Overall risk of recurrent haemorrhagic stroke is 1% at three months, then 2-4% per patient year. Anticoagulation is likely to increase the risk, though there are no population based studies to quantify this.29 Risk of recurrent haemorrhage appears to relate to underlying vasculopathy. Most intracranial haemorrhages in deep hemispheric (basal ganglia, thalamus) or brainstem territories are likely caused by hypertensive vasculopathy and have a recurrence rate of 2% of cases per year, whereas lobar ICH is often associated with cerebral amyloid angiopathy, and has a recurrence rate of 4% of cases per year.29-31

No guideline can cover all eventualities and there is a need for more observational data. Assessment of risk of recurrent haemorrhage (taking location and likely aetiology into account) versus risk of thromboembolic event (using CHADS2/ CHA2DS2-VASc) should be made.  Decisions should be made on an individual basis after open discussion with the patient. In the long term, many patients with lobar hemorrhage, cerebral amyloid angiopathy, or other risk factors may remain at higher risk of recurrence of haemorrhage than of fatal or disabling thromboembolic events and would therefore be best managed without anticoagulants.
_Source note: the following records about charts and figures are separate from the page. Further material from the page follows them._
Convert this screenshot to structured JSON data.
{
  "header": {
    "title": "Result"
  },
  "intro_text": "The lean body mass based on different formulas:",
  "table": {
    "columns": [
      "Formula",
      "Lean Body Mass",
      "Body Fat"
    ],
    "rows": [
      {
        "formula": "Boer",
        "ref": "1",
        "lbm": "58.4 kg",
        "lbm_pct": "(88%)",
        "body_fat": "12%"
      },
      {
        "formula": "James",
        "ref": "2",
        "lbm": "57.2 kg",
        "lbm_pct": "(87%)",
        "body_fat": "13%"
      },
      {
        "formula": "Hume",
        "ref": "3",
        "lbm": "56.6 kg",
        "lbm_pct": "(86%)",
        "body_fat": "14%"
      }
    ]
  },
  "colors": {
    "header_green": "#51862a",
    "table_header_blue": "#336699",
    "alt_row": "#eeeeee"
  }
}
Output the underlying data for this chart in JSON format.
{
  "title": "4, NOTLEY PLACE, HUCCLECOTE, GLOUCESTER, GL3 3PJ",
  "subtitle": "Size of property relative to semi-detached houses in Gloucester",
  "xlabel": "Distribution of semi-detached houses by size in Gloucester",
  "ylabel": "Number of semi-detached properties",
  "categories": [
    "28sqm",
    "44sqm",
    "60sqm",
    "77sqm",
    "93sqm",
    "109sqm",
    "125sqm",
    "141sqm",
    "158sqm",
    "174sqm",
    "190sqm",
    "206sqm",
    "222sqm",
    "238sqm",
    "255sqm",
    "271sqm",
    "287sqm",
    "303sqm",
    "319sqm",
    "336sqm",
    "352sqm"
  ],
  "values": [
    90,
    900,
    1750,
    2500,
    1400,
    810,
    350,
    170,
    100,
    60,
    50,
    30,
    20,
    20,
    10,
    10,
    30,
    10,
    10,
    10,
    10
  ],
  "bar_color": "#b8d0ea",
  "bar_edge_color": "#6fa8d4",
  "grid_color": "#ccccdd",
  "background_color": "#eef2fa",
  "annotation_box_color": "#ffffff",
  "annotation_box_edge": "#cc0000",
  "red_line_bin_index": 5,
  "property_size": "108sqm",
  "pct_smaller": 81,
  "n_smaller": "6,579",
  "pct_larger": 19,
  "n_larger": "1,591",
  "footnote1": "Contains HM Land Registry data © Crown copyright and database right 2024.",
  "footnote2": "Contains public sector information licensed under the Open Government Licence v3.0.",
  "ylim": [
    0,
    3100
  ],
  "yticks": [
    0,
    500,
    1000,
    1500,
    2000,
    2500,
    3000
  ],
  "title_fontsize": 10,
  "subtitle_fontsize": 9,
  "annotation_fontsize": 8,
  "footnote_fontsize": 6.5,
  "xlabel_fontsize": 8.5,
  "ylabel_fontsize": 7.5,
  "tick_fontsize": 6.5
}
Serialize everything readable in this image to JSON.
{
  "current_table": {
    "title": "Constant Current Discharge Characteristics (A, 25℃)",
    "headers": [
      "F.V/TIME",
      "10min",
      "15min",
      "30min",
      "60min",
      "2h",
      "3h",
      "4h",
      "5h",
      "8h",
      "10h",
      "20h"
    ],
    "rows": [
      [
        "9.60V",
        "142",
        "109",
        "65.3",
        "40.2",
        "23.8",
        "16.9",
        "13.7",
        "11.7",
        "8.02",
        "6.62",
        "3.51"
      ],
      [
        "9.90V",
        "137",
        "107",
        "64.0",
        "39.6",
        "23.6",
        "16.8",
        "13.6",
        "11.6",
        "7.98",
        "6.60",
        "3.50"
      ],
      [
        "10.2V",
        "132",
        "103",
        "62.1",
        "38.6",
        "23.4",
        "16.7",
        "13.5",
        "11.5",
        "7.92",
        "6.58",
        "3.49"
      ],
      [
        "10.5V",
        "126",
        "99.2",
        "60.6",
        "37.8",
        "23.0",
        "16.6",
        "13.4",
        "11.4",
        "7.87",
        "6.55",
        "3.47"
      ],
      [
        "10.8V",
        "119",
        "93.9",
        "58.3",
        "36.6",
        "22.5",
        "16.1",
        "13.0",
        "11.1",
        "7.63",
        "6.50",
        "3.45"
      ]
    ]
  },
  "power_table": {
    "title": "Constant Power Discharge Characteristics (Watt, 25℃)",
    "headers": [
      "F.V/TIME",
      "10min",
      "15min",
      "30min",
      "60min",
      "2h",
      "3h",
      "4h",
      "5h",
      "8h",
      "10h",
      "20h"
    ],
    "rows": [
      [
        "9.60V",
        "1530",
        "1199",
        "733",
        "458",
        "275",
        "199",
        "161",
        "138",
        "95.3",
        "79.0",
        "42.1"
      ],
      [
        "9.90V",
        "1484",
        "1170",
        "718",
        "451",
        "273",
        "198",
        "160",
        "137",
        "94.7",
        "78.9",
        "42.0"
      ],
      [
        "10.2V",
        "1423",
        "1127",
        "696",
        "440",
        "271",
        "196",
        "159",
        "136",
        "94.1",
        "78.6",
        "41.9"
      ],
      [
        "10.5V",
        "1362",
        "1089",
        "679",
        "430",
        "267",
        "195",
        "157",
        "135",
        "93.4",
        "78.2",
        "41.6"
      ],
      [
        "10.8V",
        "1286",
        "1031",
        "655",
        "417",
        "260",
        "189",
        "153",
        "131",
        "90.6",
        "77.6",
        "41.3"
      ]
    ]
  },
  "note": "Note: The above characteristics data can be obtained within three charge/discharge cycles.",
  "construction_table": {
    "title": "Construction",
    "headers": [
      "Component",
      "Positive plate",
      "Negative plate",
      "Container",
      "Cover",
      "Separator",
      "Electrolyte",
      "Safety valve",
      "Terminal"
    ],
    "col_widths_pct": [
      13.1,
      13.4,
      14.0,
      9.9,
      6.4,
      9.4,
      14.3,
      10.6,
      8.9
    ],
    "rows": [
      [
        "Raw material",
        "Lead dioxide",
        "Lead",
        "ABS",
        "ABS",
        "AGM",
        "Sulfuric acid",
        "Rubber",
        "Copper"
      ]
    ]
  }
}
Conversely, those with deep hemispheric ICH, hypertension that can be well controlled, and a high risk of disabling thromboembolism may receive a net benefit from anticoagulation.

Conclusion

AF is the commonest cardiac arrhythmia, its prevalence increasing with age. It is by no means a benign condition and is associated with significant morbidity and mortality. AF significantly increases the risk of stroke and heart failure and carries significant medical, social and economic burden. Opportunistic screening is effective in detecting AF and should carried out for all those over 65 years.  Current evidence suggests that in the majority of patients with persistent or permanent AF, who are haemodynamically stable, a rate control (rather than rhythm control) strategy is preferable. Scoring systems (eg. CHAD2-VASc) are useful in determining thromboembolic risk. Warfarin (VKA) is far superior to aspirin or placebo in preventing stroke and should be considered in all those with AF, except those at very low thromboembolic risk. NOACs have shown non-inferiority with similar or reduced bleeding risks and are being used in increasing frequency. Clinicians should be mindful that bleeding risk with aspirin is similar to warfarin. New opportunities for increasing OAC use in patients with AF and hence preventing stroke are offered by the NOACs.